On the team was Uganda’s trade minister Amelia Kyambadde and her colleagues Adan Mohamad (Kenya), Prof Palamagamba Kabudi (Tanzania) and Alain Nyamitwe, the Burundian Minister for External Relations. Rwanda and South Sudan sent high-level government bureaucrats.
Key among the concerns is the question of strategic industrial development, the denunciation process, development agenda, the rendezvous, joint declaration and domestic support.
On strategic industrial development, Museveni noted that once the trade pact is signed, up-to 65% of imports (mainly machinery and raw materials for industrialization) from the EU to EAC will come in at zero rate, which is similar to a current policy position East Africa already has with the EU.
“What happens when EAC partner states start producing these items and now need to protect them after signing the EPAs?” Museveni asked. (read proposed EAC-EU agreement Page 2)
I accompanied President Museveni in Brussels to discuss EAC-EPA agreement with President of the European Commission, Jean-Claude Juncker. pic.twitter.com/MKTaosKwbI
— EAC Sec General (@LMfumukeko) September 28, 2017
Case for individual countries
Another concern for East Africa, noted Museveni, is the fact that the EPAs does not allow individual countries to exit.
“The denunciation clause should allow individual signatory states to withdraw from the agreement,” said Museveni.

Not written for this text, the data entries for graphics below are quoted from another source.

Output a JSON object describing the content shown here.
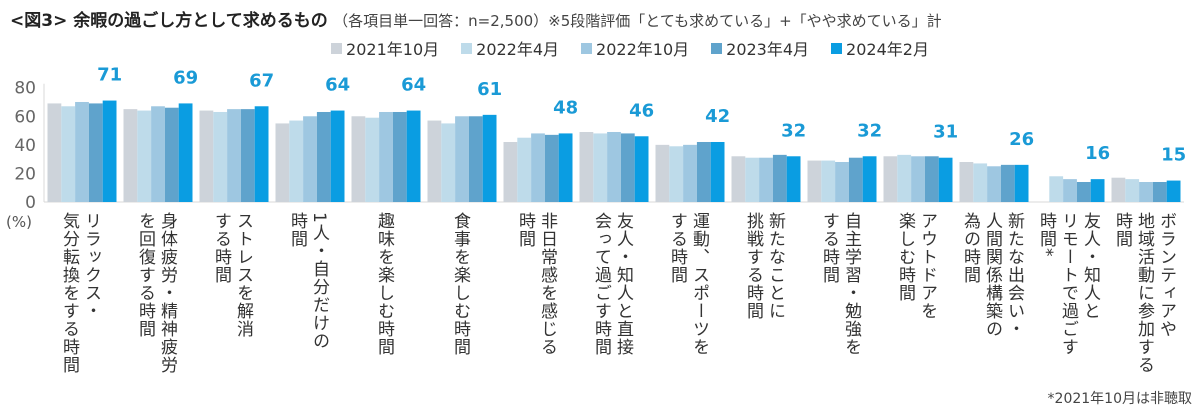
{
  "title": {
    "main": "<図3> 余暇の過ごし方として求めるもの",
    "sub": "（各項目単一回答：n=2,500）※5段階評価「とても求めている」+「やや求めている」計"
  },
  "footnote": "*2021年10月は非聴取",
  "chart_data": {
    "type": "bar",
    "title": "<図3> 余暇の過ごし方として求めるもの",
    "ylabel": "(%)",
    "ylim": [
      0,
      80
    ],
    "yticks": [
      0,
      20,
      40,
      60,
      80
    ],
    "grid": false,
    "legend_position": "top",
    "categories": [
      "リラックス・\n気分転換をする時間",
      "身体疲労・精神疲労\nを回復する時間",
      "ストレスを解消\nする時間",
      "1人・自分だけの\n時間",
      "趣味を楽しむ時間",
      "食事を楽しむ時間",
      "非日常感を感じる\n時間",
      "友人・知人と直接\n会って過ごす時間",
      "運動、スポーツを\nする時間",
      "新たなことに\n挑戦する時間",
      "自主学習・勉強を\nする時間",
      "アウトドアを\n楽しむ時間",
      "新たな出会い・\n人間関係構築の\n為の時間",
      "友人・知人と\nリモートで過ごす\n時間*",
      "ボランティアや\n地域活動に参加する\n時間"
    ],
    "series": [
      {
        "name": "2021年10月",
        "color": "#cdd3da",
        "values": [
          69,
          65,
          64,
          55,
          60,
          57,
          42,
          49,
          40,
          32,
          29,
          32,
          28,
          null,
          17
        ]
      },
      {
        "name": "2022年4月",
        "color": "#bedbea",
        "values": [
          67,
          64,
          63,
          57,
          59,
          55,
          45,
          48,
          39,
          31,
          29,
          33,
          27,
          18,
          16
        ]
      },
      {
        "name": "2022年10月",
        "color": "#9ec7e1",
        "values": [
          70,
          67,
          65,
          60,
          63,
          60,
          48,
          49,
          40,
          31,
          28,
          32,
          25,
          16,
          14
        ]
      },
      {
        "name": "2023年4月",
        "color": "#5fa3cc",
        "values": [
          69,
          66,
          65,
          63,
          63,
          60,
          47,
          48,
          42,
          33,
          31,
          32,
          26,
          14,
          14
        ]
      },
      {
        "name": "2024年2月",
        "color": "#0a9de2",
        "values": [
          71,
          69,
          67,
          64,
          64,
          61,
          48,
          46,
          42,
          32,
          32,
          31,
          26,
          16,
          15
        ],
        "labeled": true
      }
    ],
    "data_label_color": "#1a9ad6"
  }
}
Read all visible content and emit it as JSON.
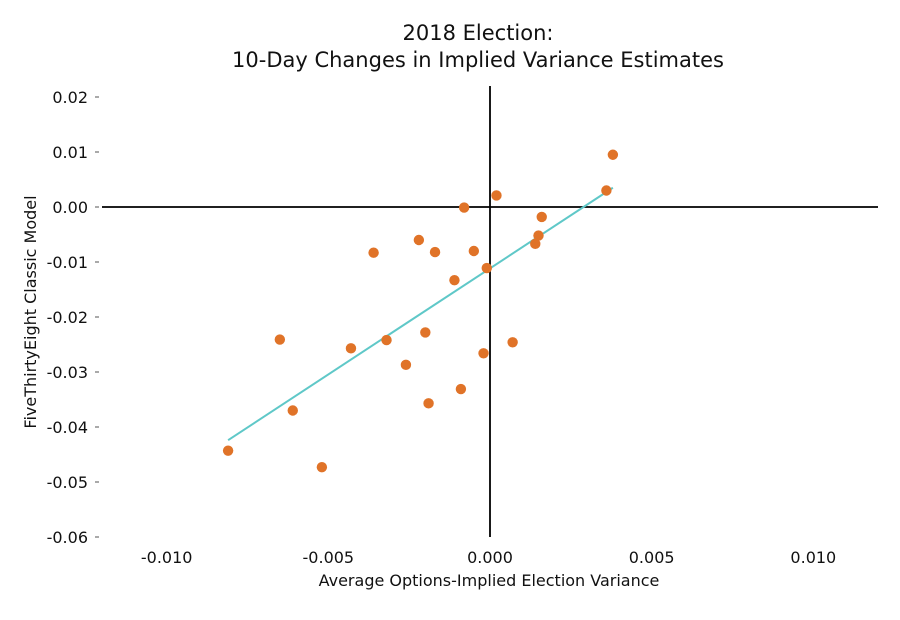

As far as the development agenda is concerned, Museveni said the EPAs clauses on the European Union supporting structural and infrastructural development in East Africa are non-binding yet these are crucial for leveling the ground for equitable trade.
EAC states also raised issue with the fact that the EPAs direct that negotiations must be concluded within five years after entry into force of the agreement.
This rendezvous clause, said Museveni, imposes unlimited pressure on negotiators “rather than paying attention to substance of the negotiations.”